How we measure prediction error. MSE, cross-entropy, and why language models use perplexity.

What is a Loss Function?

A loss function (or cost function) measures how wrong our predictions are. It quantifies the difference between what the model predicts and the true target values.

Key Properties:
• Loss = 0 means perfect prediction
• Higher loss means worse prediction
• Must be differentiable (for gradient descent)

Training Objective

Training a neural network means:

Find parameters θ that minimize: Loss(θ) = (1/N) Σ loss(f(xᵢ; θ), yᵢ) Where: - f(xᵢ; θ) is the model prediction - yᵢ is the true target - N is the number of examples

Common Loss Functions

Mean Squared Error (MSE)

MSE = (1/n) Σ(y_pred - y_true)²

Used for regression. Penalizes large errors more heavily.
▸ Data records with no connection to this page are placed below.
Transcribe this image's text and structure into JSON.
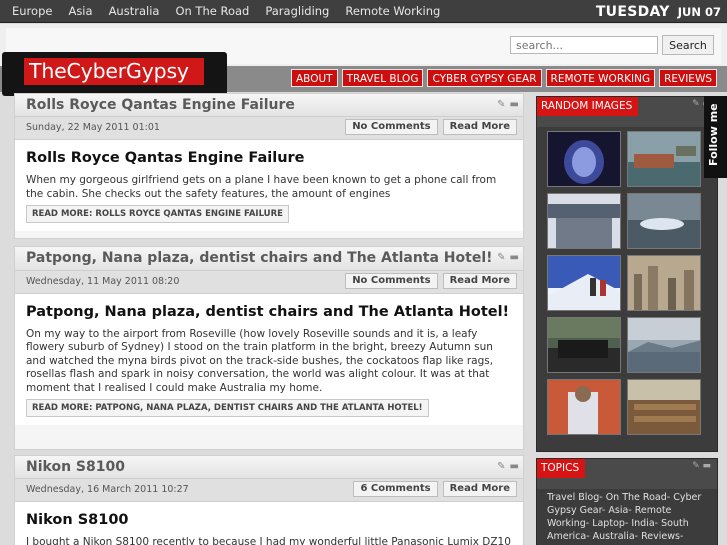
{
  "topbar": {
    "nav": [
      "Europe",
      "Asia",
      "Australia",
      "On The Road",
      "Paragliding",
      "Remote Working"
    ],
    "day": "TUESDAY",
    "date": "JUN 07"
  },
  "header": {
    "search_placeholder": "search...",
    "search_button": "Search",
    "logo": "TheCyberGypsy",
    "main_nav": [
      "ABOUT",
      "TRAVEL BLOG",
      "CYBER GYPSY GEAR",
      "REMOTE WORKING",
      "REVIEWS"
    ]
  },
  "posts": [
    {
      "title": "Rolls Royce Qantas Engine Failure",
      "date": "Sunday, 22 May 2011 01:01",
      "comments": "No Comments",
      "read_more_btn": "Read More",
      "heading": "Rolls Royce Qantas Engine Failure",
      "excerpt": "When my gorgeous girlfriend gets on a plane I have been known to get a phone call from the cabin. She checks out the safety features, the amount of engines",
      "read_more": "READ MORE: ROLLS ROYCE QANTAS ENGINE FAILURE"
    },
    {
      "title": "Patpong, Nana plaza, dentist chairs and The Atlanta Hotel!",
      "date": "Wednesday, 11 May 2011 08:20",
      "comments": "No Comments",
      "read_more_btn": "Read More",
      "heading": "Patpong, Nana plaza, dentist chairs and The Atlanta Hotel!",
      "excerpt": "On my way to the airport from Roseville (how lovely Roseville sounds and it is, a leafy flowery suburb of Sydney) I stood on the train platform in the bright, breezy Autumn sun and watched the myna birds pivot on the track-side bushes, the cockatoos flap like rags, rosellas flash and spark in noisy conversation, the world was alight colour. It was at that moment that I realised I could make Australia my home.",
      "read_more": "READ MORE: PATPONG, NANA PLAZA, DENTIST CHAIRS AND THE ATLANTA HOTEL!"
    },
    {
      "title": "Nikon S8100",
      "date": "Wednesday, 16 March 2011 10:27",
      "comments": "6 Comments",
      "read_more_btn": "Read More",
      "heading": "Nikon S8100",
      "excerpt": "I bought a Nikon S8100 recently to because I had my wonderful little Panasonic Lumix DZ10"
    }
  ],
  "sidebar": {
    "random_images_title": "RANDOM IMAGES",
    "topics_title": "TOPICS",
    "topics_text": "Travel Blog- On The Road- Cyber Gypsy Gear- Asia- Remote Working- Laptop- India- South America- Australia- Reviews-",
    "follow_me": "Follow me"
  },
  "colors": {
    "accent_red": "#cc0e0e",
    "topbar_bg": "#3f3f3f",
    "sidebar_bg": "#3c3c3c"
  }
}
When to use: Predicting continuous values (prices, temperatures)

Mean Absolute Error (MAE)

MAE = (1/n) Σ|y_pred - y_true|

Used for regression. More robust to outliers than MSE.

When to use: When outliers shouldn't dominate

Binary Cross-Entropy

BCE = -[y·log(p) + (1-y)·log(1-p)]

Used for binary classification. Compares predicted probability to true label.
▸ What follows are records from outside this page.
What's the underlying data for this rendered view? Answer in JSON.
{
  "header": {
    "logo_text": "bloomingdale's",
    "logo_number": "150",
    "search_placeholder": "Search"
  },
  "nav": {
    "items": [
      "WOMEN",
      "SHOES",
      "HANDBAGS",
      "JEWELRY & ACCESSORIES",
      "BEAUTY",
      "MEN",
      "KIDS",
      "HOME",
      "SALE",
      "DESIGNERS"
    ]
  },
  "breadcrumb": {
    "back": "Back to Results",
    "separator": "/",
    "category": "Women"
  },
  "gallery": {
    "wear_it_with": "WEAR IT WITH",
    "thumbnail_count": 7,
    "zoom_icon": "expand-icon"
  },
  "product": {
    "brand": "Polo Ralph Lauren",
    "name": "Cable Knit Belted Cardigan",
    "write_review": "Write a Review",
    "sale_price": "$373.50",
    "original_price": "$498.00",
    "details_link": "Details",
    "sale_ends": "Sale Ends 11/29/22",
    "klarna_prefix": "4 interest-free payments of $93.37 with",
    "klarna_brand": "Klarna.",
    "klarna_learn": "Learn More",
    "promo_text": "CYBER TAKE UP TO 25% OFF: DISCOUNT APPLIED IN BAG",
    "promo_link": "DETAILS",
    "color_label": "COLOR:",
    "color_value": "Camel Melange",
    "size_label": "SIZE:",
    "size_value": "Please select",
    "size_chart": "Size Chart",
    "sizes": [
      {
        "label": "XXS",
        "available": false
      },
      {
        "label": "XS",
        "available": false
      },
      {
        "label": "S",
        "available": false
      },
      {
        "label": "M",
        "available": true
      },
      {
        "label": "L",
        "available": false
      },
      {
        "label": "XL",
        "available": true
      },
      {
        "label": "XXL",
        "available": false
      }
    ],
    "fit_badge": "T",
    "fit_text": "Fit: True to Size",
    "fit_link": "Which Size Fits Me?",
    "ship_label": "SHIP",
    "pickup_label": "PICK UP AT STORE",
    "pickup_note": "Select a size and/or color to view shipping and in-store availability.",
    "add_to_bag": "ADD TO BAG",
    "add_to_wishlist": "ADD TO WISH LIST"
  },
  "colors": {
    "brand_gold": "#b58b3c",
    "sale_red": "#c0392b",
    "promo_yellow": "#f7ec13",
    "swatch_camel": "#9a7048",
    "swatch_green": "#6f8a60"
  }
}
When to use: Yes/no classification (spam, fraud)

Categorical Cross-Entropy

CE = -Σ yᵢ·log(pᵢ)

Used for multi-class classification. y is one-hot encoded.

When to use: Multi-class classification (MNIST digits)
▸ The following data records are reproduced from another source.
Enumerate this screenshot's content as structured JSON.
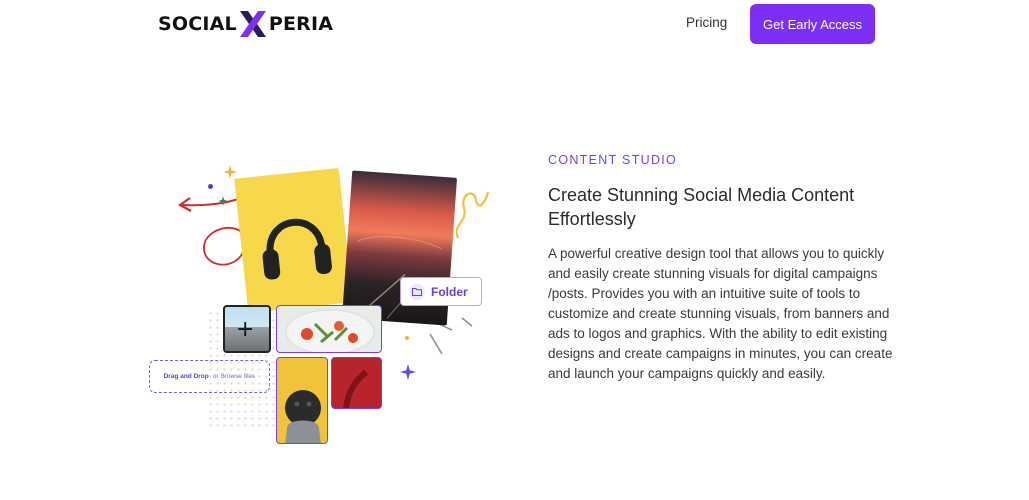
{
  "header": {
    "logo_left": "SOCIAL",
    "logo_right": "PERIA",
    "nav_pricing": "Pricing",
    "cta_label": "Get Early Access"
  },
  "feature": {
    "eyebrow": "CONTENT STUDIO",
    "headline": "Create Stunning Social Media Content Effortlessly",
    "body": "A powerful creative design tool that allows you to quickly and easily create stunning visuals for digital campaigns /posts. Provides you with an intuitive suite of tools to customize and create stunning visuals, from banners and ads to logos and graphics. With the ability to edit existing designs and create campaigns in minutes, you can create and launch your campaigns quickly and easily."
  },
  "illustration": {
    "folder_label": "Folder",
    "drag_drop_label": "Drag and Drop",
    "browse_label": "or Browse files",
    "add_symbol": "+"
  },
  "colors": {
    "brand_purple": "#7b2ff7",
    "eyebrow_purple": "#7b3fe4",
    "card_yellow": "#f7d84a",
    "arrow_red": "#d12b2b"
  },
  "icons": [
    "x-logo-icon",
    "folder-icon",
    "plus-icon",
    "sparkle-icon",
    "arrow-icon"
  ]
}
Cross-Entropy for Language Models

Language models predict the next token from a vocabulary of thousands or millions of tokens. This is a multi-class classification problem with many classes.

Example: Predicting "Paris"

Context: "The capital of France is"

Target token: " Paris" (ID: 15496)

Model outputs logits: [0.5, -1.2, 2.1, ..., -0.3] (50,000 values) After softmax: [0.02, 0.001, 0.15, ..., 0.0001] (probabilities) True label (one-hot): [0, 0, ..., 1, ..., 0] (1 at position 15496) Cross-Entropy = -log(p[15496]) = -log(0.15) ≈ 1.9

If the model was confident (p = 0.9): CE = -log(0.9) ≈ 0.1
If the model was wrong (p = 0.01): CE = -log(0.01) ≈ 4.6

Why Cross-Entropy?

Perplexity

Perplexity is the standard metric for language models. It's a transformation of cross-entropy:

Perplexity = exp(CrossEntropy)
Intuition: Perplexity ≈ "effective vocabulary size"
- Perplexity = 100 means the model is as confused as if choosing from 100 equally-likely tokens
- Perplexity = 10 means it's as confused as choosing from 10 options
- Lower is better!

Typical Perplexity Values

Model Perplexity
Random guessing~50,000
Simple n-gram model~500
LSTM~60
GPT-2~20
GPT-3~10
Human-level~5-8

Exercises

Exercise 1: MSE Calculation

Predictions: [2.5, 3.0, 4.5], True values: [2.0, 3.5, 4.0]. Calculate MSE.

Exercise 2: Cross-Entropy

A model predicts the correct token with probability 0.7. What is the cross-entropy loss? What if it predicted with probability 0.1?

Exercise 3: Perplexity

If a language model has average cross-entropy of 2.3 on a dataset, what is its perplexity?